We don’t have to remain prisoners of the past, but in order to liberate ourselves from our histories we must first become fully aware of them. This is a book about such a liberation. We learn about how character is developed, the concept of ‘emotional inheritance’, the formation of our concepts of being ‘good’ or ‘bad’ and the impact of parental styles of love on the way we choose adult partners. We learn too about how we might evolve emotionally and, in particular, how we may sometimes need to have a breakdown in order to have a breakthrough.
We are left with a powerful sense that building up an emotionally successful adult life is possible so long as we reflect with sufficient imagination and compassion on what happened to us a long while back.
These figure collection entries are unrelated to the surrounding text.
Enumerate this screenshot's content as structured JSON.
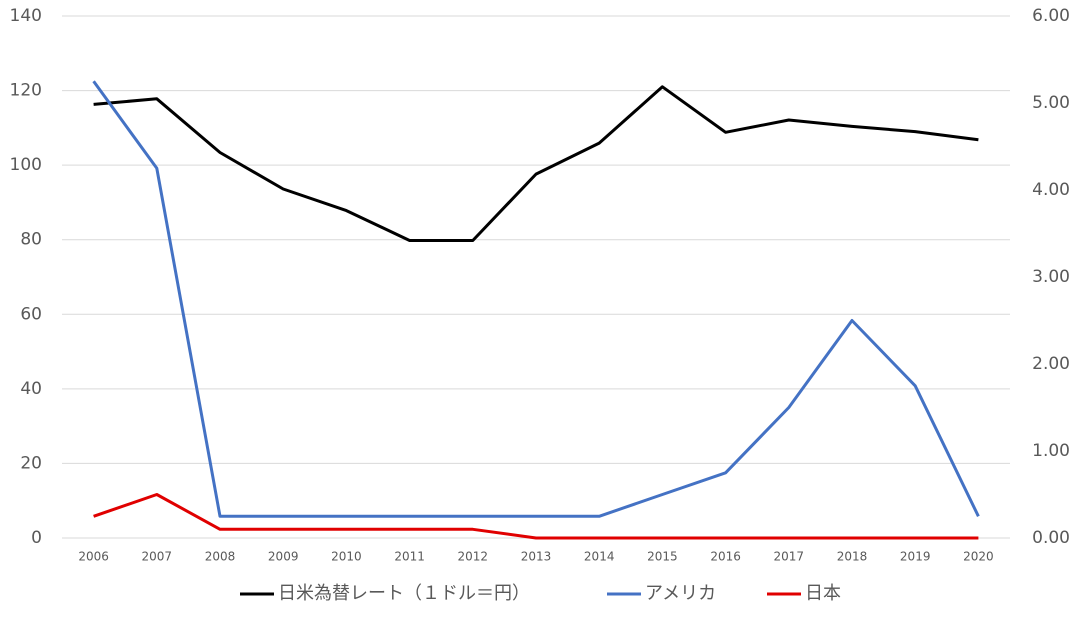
{
  "chart_data": {
    "type": "line",
    "categories": [
      "2006",
      "2007",
      "2008",
      "2009",
      "2010",
      "2011",
      "2012",
      "2013",
      "2014",
      "2015",
      "2016",
      "2017",
      "2018",
      "2019",
      "2020"
    ],
    "series": [
      {
        "name": "日米為替レート（１ドル＝円）",
        "color": "#000000",
        "values": [
          116.3,
          117.8,
          103.4,
          93.6,
          87.8,
          79.8,
          79.8,
          97.6,
          105.9,
          121.0,
          108.8,
          112.1,
          110.4,
          109.0,
          106.8
        ]
      },
      {
        "name": "アメリカ",
        "color": "#4472c4",
        "axis": "y2",
        "values": [
          5.25,
          4.25,
          0.25,
          0.25,
          0.25,
          0.25,
          0.25,
          0.25,
          0.25,
          0.5,
          0.75,
          1.5,
          2.5,
          1.75,
          0.25
        ]
      },
      {
        "name": "日本",
        "color": "#e00000",
        "axis": "y2",
        "values": [
          0.25,
          0.5,
          0.1,
          0.1,
          0.1,
          0.1,
          0.1,
          0,
          0,
          0,
          0,
          0,
          0,
          0,
          0
        ]
      }
    ],
    "ylim": [
      0,
      140
    ],
    "yticks": [
      0,
      20,
      40,
      60,
      80,
      100,
      120,
      140
    ],
    "y2lim": [
      0,
      6
    ],
    "y2ticks": [
      {
        "value": 0,
        "label": "0.00"
      },
      {
        "value": 1,
        "label": "1.00"
      },
      {
        "value": 2,
        "label": "2.00"
      },
      {
        "value": 3,
        "label": "3.00"
      },
      {
        "value": 4,
        "label": "4.00"
      },
      {
        "value": 5,
        "label": "5.00"
      },
      {
        "value": 6,
        "label": "6.00"
      }
    ],
    "grid": true,
    "legend": "bottom"
  }
}
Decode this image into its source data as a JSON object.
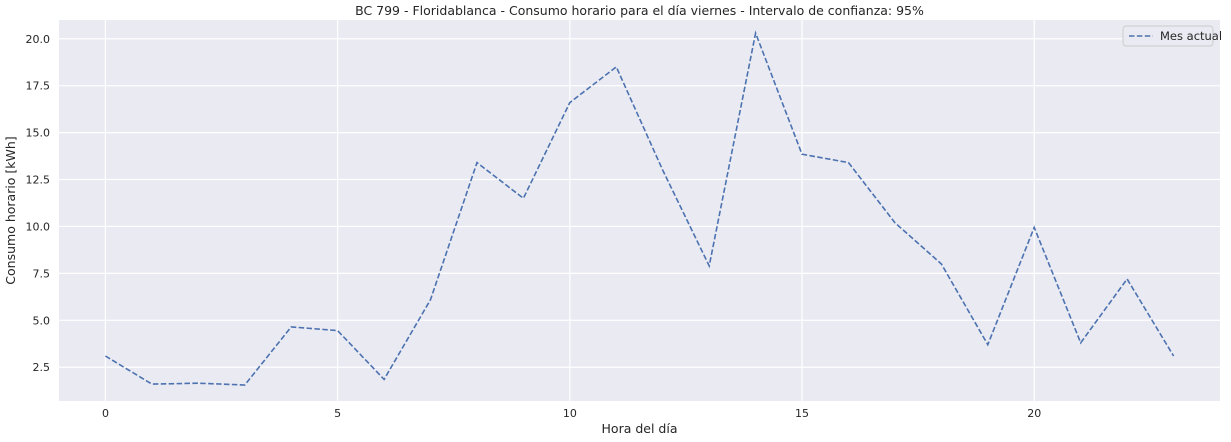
{
  "chart_data": {
    "type": "line",
    "title": "BC 799 - Floridablanca - Consumo horario para el día viernes - Intervalo de confianza: 95%",
    "xlabel": "Hora del día",
    "ylabel": "Consumo horario [kWh]",
    "xlim": [
      -1,
      24
    ],
    "ylim": [
      0.7,
      21.0
    ],
    "xticks": [
      0,
      5,
      10,
      15,
      20
    ],
    "yticks": [
      2.5,
      5.0,
      7.5,
      10.0,
      12.5,
      15.0,
      17.5,
      20.0
    ],
    "xtick_labels": [
      "0",
      "5",
      "10",
      "15",
      "20"
    ],
    "ytick_labels": [
      "2.5",
      "5.0",
      "7.5",
      "10.0",
      "12.5",
      "15.0",
      "17.5",
      "20.0"
    ],
    "grid": true,
    "legend_position": "top-right",
    "series": [
      {
        "name": "Mes actual",
        "color": "#4C72B0",
        "style": "dashed",
        "x": [
          0,
          1,
          2,
          3,
          4,
          5,
          6,
          7,
          8,
          9,
          10,
          11,
          12,
          13,
          14,
          15,
          16,
          17,
          18,
          19,
          20,
          21,
          22,
          23
        ],
        "values": [
          3.1,
          1.6,
          1.65,
          1.55,
          4.65,
          4.45,
          1.85,
          6.1,
          13.4,
          11.5,
          16.6,
          18.5,
          13.0,
          7.9,
          20.3,
          13.85,
          13.4,
          10.2,
          8.0,
          3.7,
          9.95,
          3.8,
          7.2,
          3.1
        ]
      }
    ]
  }
}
• Emotional Inheritance - How emotional problems are handed down from parent to child
• The Golden Child Syndrome -How too much love from our parents can be just as damaging as too little
• Over-Achievement - How we compensate for emotional neglect through worldly success
• Splitting - How we fail to reconcile between the good and bad aspects of our parents
• Soothing - How we still require the kinds of affection we received as children
• Becoming an Adult - How recognising our immaturity is the key to growth
Extracts from the Book:
On Snobbish Parents
"Given how pejorative the term is, we are understandably keen to locate snobs somewhere far from us. They are the people in the newspaper, or the ones who live in the other part of town or went to the school we didn't go to - but it's nice not to imagine them too near to home"
On People Pleasing
"Being someone who pleases people sounds, on the face of it, like a very good thing. It is, however a pattern of behaviour riddled with problems, as much for the perpetrator as for their audience; the people-pleaser is someone (who might at times be oneself) who feels they have no option but to mould themselves to the expectations of others and yet harbours all manner of secret and at points dangerous reservations and resentments"
On Responses to Criticism
"Criticism is never easy. To learn that others judge us to be foolish, perverse, ugly or unpleasant is one of the most challenging aspects of any life. However, the impact of criticism is hugely variable - and depends ultimately on an unexpected detail: what sort of childhood we have had. The clue to whether criticism will be experienced as merely unpleasant or wholly catastrophic lies in what happened to us many decades ago in the hands of our earliest caregivers."